Não está claro para onde ela foi depois disso, mas Kutina disse à ANI que havia “viajado para pelo menos 20 países” — pelo menos “quatro deles desde que deixou a Índia em 2018”.
Tampouco está claro quando ela retornou à Índia, embora algumas reportagens digam que ela está de volta desde fevereiro de 2020.
Ela afirmou à PTI que voltou porque “nós amamos muito a Índia”.
Kutina admitiu que seu visto havia expirado há alguns meses. “Não temos nosso visto, visto válido, nosso visto expirou”, ela disse, acrescentando que o lapso aconteceu porque ela estava de luto pela morte do filho, e não conseguia pensar em mais nada.
Por que viviam em uma caverna?
Crédito, Policía de Karnataka
Depois que uma imagem de Panduranga Vittala, uma forma do deus hindu Krishna, foi encontrada na caverna onde estavam vivendo, foi noticiado que ela havia ido até lá para meditar e por motivos espirituais.
Mas na entrevista à ANI, ela rejeitou essa versão. “Não se trata de espiritualidade. Nós simplesmente gostamos da natureza porque ela nos proporciona saúde… é muito saudável, não é como viver em uma casa.”

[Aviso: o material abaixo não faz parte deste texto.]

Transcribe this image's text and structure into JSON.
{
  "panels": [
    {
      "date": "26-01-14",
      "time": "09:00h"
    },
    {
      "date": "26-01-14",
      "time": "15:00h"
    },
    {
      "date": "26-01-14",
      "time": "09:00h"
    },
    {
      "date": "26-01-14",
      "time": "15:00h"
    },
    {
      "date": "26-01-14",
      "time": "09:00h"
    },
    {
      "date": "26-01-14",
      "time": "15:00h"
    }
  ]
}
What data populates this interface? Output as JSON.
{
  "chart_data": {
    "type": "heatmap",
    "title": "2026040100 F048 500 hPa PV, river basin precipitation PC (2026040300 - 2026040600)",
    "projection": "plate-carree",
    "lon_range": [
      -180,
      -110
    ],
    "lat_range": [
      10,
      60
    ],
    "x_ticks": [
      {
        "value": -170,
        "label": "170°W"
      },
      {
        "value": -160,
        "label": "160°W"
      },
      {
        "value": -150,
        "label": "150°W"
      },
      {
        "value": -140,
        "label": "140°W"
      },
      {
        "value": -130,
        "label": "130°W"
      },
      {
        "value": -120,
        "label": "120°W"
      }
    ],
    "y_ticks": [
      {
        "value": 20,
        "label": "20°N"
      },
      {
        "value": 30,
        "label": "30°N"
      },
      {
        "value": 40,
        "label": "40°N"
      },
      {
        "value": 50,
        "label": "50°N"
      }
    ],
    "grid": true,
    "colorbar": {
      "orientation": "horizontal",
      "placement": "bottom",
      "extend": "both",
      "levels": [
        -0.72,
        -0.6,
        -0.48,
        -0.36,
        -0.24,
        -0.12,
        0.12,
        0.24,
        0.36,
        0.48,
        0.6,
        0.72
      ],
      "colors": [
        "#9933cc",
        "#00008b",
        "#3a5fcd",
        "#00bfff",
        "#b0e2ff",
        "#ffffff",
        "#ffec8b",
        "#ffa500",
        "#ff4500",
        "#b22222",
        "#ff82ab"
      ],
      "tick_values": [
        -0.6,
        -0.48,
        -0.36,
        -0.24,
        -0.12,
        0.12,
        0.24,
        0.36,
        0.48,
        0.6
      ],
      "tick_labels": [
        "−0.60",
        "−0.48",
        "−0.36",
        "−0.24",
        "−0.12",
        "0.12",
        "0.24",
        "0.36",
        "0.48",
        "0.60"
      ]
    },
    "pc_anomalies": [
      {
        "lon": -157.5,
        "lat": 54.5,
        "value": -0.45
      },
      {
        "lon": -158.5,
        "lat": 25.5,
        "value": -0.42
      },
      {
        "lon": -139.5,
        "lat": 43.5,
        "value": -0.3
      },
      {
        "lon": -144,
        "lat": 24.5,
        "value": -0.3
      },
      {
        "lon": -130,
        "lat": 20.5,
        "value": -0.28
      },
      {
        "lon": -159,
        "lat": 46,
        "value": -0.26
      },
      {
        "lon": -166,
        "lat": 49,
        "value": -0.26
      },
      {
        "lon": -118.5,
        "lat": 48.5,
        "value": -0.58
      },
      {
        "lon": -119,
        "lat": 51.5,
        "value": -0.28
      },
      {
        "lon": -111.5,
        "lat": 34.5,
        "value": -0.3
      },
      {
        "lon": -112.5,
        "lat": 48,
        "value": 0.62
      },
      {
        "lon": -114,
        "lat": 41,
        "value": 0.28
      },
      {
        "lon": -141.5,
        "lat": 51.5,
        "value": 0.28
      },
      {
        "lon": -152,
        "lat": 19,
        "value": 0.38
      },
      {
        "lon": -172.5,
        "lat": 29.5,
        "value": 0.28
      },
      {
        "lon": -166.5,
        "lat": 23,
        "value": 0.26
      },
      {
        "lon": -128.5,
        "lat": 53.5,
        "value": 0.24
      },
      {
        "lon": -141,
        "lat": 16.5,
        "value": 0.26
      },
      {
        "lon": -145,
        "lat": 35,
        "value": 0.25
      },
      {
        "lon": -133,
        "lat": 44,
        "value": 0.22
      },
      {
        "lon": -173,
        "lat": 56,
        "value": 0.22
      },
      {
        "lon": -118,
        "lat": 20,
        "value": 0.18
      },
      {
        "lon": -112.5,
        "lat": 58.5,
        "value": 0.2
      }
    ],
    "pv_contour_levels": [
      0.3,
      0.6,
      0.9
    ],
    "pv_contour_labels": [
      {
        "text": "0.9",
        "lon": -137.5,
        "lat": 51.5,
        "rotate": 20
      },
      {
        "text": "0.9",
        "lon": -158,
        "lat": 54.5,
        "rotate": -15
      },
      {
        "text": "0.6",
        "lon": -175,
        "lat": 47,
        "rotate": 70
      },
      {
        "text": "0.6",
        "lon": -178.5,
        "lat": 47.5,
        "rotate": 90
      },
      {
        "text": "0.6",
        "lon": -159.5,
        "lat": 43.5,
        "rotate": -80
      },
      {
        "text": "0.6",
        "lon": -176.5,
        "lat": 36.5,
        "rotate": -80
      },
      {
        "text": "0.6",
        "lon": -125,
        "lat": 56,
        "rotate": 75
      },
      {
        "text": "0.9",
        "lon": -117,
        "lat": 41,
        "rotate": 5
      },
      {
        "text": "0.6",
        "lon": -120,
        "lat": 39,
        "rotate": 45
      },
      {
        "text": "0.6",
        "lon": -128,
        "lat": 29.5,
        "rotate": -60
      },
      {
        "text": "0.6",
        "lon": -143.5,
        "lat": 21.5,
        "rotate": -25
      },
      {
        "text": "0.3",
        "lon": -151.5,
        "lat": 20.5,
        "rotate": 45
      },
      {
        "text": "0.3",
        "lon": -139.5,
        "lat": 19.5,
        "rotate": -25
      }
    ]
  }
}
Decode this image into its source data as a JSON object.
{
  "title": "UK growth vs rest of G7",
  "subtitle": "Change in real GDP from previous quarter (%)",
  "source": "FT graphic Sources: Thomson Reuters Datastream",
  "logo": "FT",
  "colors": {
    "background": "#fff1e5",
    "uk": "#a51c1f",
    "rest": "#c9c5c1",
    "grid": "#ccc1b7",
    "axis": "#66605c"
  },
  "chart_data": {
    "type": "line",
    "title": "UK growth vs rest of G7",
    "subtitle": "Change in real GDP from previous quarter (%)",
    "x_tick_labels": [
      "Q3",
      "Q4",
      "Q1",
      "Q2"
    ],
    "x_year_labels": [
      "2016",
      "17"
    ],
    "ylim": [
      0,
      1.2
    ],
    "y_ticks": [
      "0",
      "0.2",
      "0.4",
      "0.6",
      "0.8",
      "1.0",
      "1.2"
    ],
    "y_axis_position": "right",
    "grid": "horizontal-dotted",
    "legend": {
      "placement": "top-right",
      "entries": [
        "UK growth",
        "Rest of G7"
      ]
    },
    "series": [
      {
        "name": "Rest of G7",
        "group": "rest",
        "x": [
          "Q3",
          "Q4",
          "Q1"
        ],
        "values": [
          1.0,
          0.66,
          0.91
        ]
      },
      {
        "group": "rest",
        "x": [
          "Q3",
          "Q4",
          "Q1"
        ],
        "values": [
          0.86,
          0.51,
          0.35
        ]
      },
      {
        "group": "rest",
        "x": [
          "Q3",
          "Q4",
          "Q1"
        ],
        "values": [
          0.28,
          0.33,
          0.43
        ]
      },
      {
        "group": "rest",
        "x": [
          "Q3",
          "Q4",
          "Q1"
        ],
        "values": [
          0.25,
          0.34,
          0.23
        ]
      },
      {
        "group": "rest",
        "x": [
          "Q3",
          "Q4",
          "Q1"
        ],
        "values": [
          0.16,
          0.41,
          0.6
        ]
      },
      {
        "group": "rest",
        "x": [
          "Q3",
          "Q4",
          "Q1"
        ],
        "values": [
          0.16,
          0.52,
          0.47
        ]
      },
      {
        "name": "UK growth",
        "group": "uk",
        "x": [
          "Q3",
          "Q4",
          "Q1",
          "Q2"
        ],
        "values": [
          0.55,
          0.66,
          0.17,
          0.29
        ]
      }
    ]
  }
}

Ela acrescentou que tinha “muita experiência em ficar na natureza, na selva”, e insistiu que suas filhas estavam felizes e saudáveis lá. A caverna que ela escolheu era “muito grande e bonita”, e ficava “muito perto de um vilarejo”, para que ela pudesse comprar comida e outros artigos necessários.
“Não estávamos morrendo, e não levei minhas crianças, minhas filhas, para morrer na selva. Elas estavam muito felizes, nadavam na cachoeira, tinham um lugar muito bom para dormir, muitas aulas de arte, fazíamos artesanato com argila, pintávamos, comíamos bem, eu preparava uma comida muito boa e saborosa”, disse ela à ANI.
Kutina também rejeitou as sugestões de que viver na floresta expunha as filhas ao perigo.
“Durante todo o tempo em que vivemos lá, sim, vimos algumas cobras”, ela contou, mas acrescentou que isso era semelhante a relatos de pessoas que encontram cobras em suas casas, cozinhas ou banheiros.